Paul Richardson, MD, director of clinical research at the Jerome Lipper Multiple Myeloma Center at Dana-Farber Cancer Institute in Boston, Massachusetts, RJ Corman professor of medicine at Harvard Medical School, further discusses the data from the CC-92480-MM-002 trial (NCT03989414) and future directions for research of mezigdomide (CC-92480) combinations in relapsed/refractory multiple myeloma.
0:09 | What about pharmacodynamics? Well, we were very pleased to see that [mezigdomide], daratumumab [Darzalex], and dexamethasone were active in T and natural killer [NK] cells in all 3 schedules in both doses. This was very reassuring. There were interesting trends of scheduled dependent T-cell effects, observed both with .3 and .6 mg [with mezigdomide, daratumumab, and dexamethasone]. There was a wonderful presentation by my colleague which is similarly well received, and was focused on this in more detail. But the takeaway here clearly is that there is powerful activity from the drug, even at lower doses. The same story was apparent for elotuzumab/mezigdomide demand. And what you can see here is that there was pharmacodynamic activity for both T and NK cells for the elotuzumab platform, which of course is very important, recognizing that elotuzumab is an excellent platform for natural killer cell activity. S
1:02 | Overall conclusions and future directions are summarized here. Mezigdomide in combination with monoclonal antibodies showed promising efficacy in patients with relapsed/refractory myeloma. We were particularly struck by the 89% response rate in cohort B3. We were similarly very struck by the duration of response. Elotuzumab was very safe and well-tolerated, and also active, even in CD38 with an overall response rate of 45%. Recognizing the relatively small numbers has to be seen with some caution, but I would stress, however, that this clearly for a CD38 refractory population was still, we feel, encouraging.
1:40 | I think what is so important is the outpatient utility of this regimen. At the same time, the safety profile was clearly manageable. It's very consistent with what we saw before. I think what is exciting is that mezigdomide was clearly immunostimulatory in combination with daratumumab at all schedules and dose levels tested.
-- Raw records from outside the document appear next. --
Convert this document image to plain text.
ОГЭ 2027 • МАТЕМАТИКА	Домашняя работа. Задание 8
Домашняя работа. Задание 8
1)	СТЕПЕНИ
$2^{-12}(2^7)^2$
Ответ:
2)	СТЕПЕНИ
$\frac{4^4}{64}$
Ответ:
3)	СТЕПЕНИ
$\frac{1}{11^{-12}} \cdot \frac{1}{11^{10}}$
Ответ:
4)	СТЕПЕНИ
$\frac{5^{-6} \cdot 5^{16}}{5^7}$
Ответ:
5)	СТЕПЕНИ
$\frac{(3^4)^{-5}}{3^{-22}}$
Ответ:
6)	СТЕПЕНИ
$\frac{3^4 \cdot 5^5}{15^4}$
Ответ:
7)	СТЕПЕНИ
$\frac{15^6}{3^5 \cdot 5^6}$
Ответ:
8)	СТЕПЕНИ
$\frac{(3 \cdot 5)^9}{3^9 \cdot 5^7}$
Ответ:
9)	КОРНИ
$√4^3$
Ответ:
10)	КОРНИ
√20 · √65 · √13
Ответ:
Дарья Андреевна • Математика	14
This, I think, is important. I think they support essentially moving mezigdomide into combination with immune therapies, and not just restricted to CD38 and SLAMF7, which are the respective targets, so isatuximab [Sarclisa], daratumumab, elotuzumab, but also BCMA and GPRC5D targeting approaches as well. Indeed, in addition to others, I think the flexible doses and schedules in relapsed/refractory myeloma that we have established with this study provide us with a great platform going forward.
2:27 | I just want to stop here by acknowledging our patients and families above all, and all the clinical teams involved in the study as well as our sponsors, Celgene, [Bristol Myers Squibb], and our list here of course, all the investigators in our study. It is a wonderful international group, as you can see, and thank you very much for your kind attention.